As I touched the blade to the edge of the broken pencil, the knife began to vibrate, and a gentle tingling tickled my fingers. Magic and joy and suspicion and awe and doubt and surprise all coursed through me at once. The teeth on the knife’s edge moved through the lead with ease, as if it sliced through a sweet summer peach, and razor-thin shavings of wood floated down into the boat like a cloud of butterflies. It must have been the ancient magic of the Samurai pulsing through the Tantō right into my hands. And then I too believed. I believed Ojiisan’s story that the Great Yuudai had infused his Spirit into the dagger. It was he who carved the pencil, not me!

How could I ever forget that day? I remember it as a snapshot in my mind, and if I close my eyes, I can see us there together. I remember that day so well, not because we floated in a rowboat in our flooded village. Not because I felt the profound Spirit of Yuudai all around me. But because on that day, after an entire year living in his home, Ojiisan touched my hand for the first time. 

I saw him watching me as I carved the pencil, his wrinkled features softened, and a noticeable turn lifted his constant frown. He nodded with approval, but his kindness felt unfamiliar to me as he wasn’t a sentimental nor an emotional man. I fumbled, nervous about his attention, and pushed my ability into clumsiness.

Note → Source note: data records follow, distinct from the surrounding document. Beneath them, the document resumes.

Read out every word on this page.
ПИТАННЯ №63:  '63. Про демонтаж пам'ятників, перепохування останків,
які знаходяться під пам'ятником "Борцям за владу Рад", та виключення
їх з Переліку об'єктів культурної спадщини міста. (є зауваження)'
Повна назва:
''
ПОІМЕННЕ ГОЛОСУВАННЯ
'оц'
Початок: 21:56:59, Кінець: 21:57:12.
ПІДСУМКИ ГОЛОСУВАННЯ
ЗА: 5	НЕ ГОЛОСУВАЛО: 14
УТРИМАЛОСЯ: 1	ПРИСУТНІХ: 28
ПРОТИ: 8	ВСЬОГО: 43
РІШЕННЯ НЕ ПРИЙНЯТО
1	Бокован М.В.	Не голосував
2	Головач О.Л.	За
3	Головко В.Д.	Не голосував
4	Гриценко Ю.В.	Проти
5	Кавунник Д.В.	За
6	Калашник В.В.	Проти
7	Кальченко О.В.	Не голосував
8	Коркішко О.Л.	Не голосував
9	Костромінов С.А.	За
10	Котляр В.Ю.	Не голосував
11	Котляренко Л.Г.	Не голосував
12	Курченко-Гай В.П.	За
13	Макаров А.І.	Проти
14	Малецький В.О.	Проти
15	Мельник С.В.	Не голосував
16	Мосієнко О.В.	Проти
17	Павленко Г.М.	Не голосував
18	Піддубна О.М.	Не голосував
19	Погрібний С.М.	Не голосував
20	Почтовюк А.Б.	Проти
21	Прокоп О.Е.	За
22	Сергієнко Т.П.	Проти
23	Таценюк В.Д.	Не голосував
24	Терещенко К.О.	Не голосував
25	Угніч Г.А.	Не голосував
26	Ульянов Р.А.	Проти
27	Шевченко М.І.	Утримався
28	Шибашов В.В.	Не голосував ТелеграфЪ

The dagger jumped! As did my heart! The blade nearly sliced through my hand. And then with a gentle touch, he placed his fingers on that soft spot between my thumb and index finger to slow me down. My concentration slipped away from the knife to that spot on my hand, to that soft place where Ojiisan’s fingers rested. Rough calluses scratched at my skin, which made me wonder about the kind of labor his hands performed. When he caught me looking at him, he looked away, uncomfortable in such an unguarded moment, and rested back again in the boat.

At such a young age, I couldn’t have articulated how much I needed a loving touch, even if just on my hand, especially by a man. Something my father wasn’t ever capable of. At twenty, I am still desperately aware of that need and equally afraid and wonder if I will ever feel the love of a kind man again.

The knife danced in my hands and the Samurai’s wisdom rushed through me, and after a couple more passes over the pencil, I presented Ojiisan a point of lead that could write a novel. And more questions swirled. Could a simple pencil be the answer to our prayers? Could we survive the horrible devastation of the country and our home? How did we get there, I wondered? To that very moment when we needed the strength and wisdom of the Great Yuudai more than ever?